By morning a light snow covers the ground down to about 17,000 feet, just above my tent. Snow partridges cluck on a nearby ridge line then flush, disappearing into a gully. We leave Kalipani and start up the faint trail, crossing a few patches of steep snow and treacherous scree. Pemba, the head Sherpa, uses his knife to cut steps in the hard snow of the gullies. I gasp in the thin air, my mind fuzzy, walking in a mental and literal fog that hangs in the passes and drifts down the trail. After about an hour, I seem to get a second wind. My mind slowly clears. By 16,000 feet I feel great, like a bull yak, striding with ease up towards a bench below the pass. Above, the grasses disappear and a landscape of scree and bedrock closes in on all horizons. On the steep path approaching 17,000 feet, I wonder how old Ed would have fared here. He felt weak (he was low on blood) on his last trips to our beloved Cabeza Prieta desert the winter before he died. He knew that with esophageal varices he was living under a death sentence (the medical book said: "Esophageal varices are a grave prognostic sign; about 60% succumb to death within a year.") and he thought "one's death should mean something." By the time Abbey died he had the clearest eyes I ever encountered--an image that still haunts me.

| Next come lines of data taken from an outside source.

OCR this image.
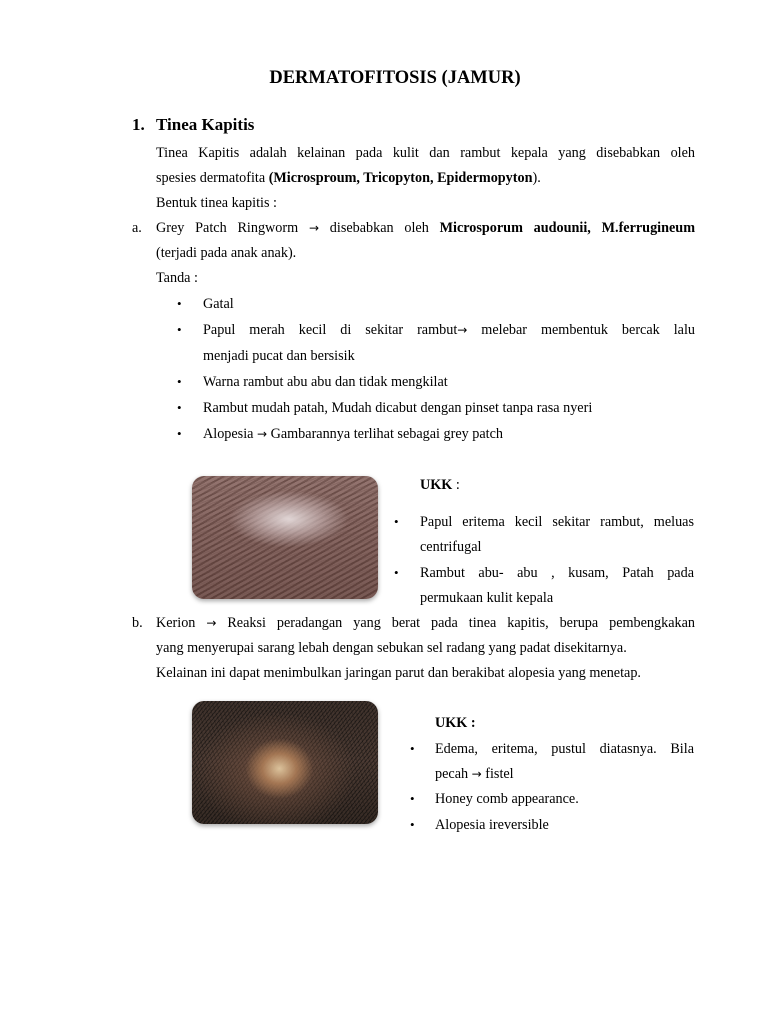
DERMATOFITOSIS (JAMUR)
1. Tinea Kapitis
Tinea Kapitis adalah kelainan pada kulit dan rambut kepala yang disebabkan oleh
spesies dermatofita (Microsproum, Tricopyton, Epidermopyton).
Bentuk tinea kapitis :
a. Grey Patch Ringworm → disebabkan oleh Microsporum audounii, M.ferrugineum
(terjadi pada anak anak).
Tanda :
• Gatal
• Papul merah kecil di sekitar rambut→ melebar membentuk bercak lalu
menjadi pucat dan bersisik
• Warna rambut abu abu dan tidak mengkilat
• Rambut mudah patah, Mudah dicabut dengan pinset tanpa rasa nyeri
• Alopesia → Gambarannya terlihat sebagai grey patch
UKK :
• Papul eritema kecil sekitar rambut, meluas
centrifugal
• Rambut abu- abu , kusam, Patah pada
permukaan kulit kepala
b. Kerion → Reaksi peradangan yang berat pada tinea kapitis, berupa pembengkakan
yang menyerupai sarang lebah dengan sebukan sel radang yang padat disekitarnya.
Kelainan ini dapat menimbulkan jaringan parut dan berakibat alopesia yang menetap.
UKK :
• Edema, eritema, pustul diatasnya. Bila
pecah → fistel
• Honey comb appearance.
• Alopesia ireversible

Death is no stranger to me; I lost many a comrade on the road that brought me here. For over three decades, I had flirted with death, even courted it. I lived on the edge in Vietnam and later for over a decade with grizzlies, on snow-covered mountains and raging rivers or, as much as I could, among polar bears, jaguars and tigers. Yet, I think somehow Ed's death is the closest I may get, until my own turn comes around. With Ed, I walked a long way into death. I saw in those eyes another universe; he died so well. In a world where no one gets out alive, living among a people for whom death often arrives as an unexpected shock and is seen as an abortion of life, his dying was the bravest and finest of all the gifts he gave me.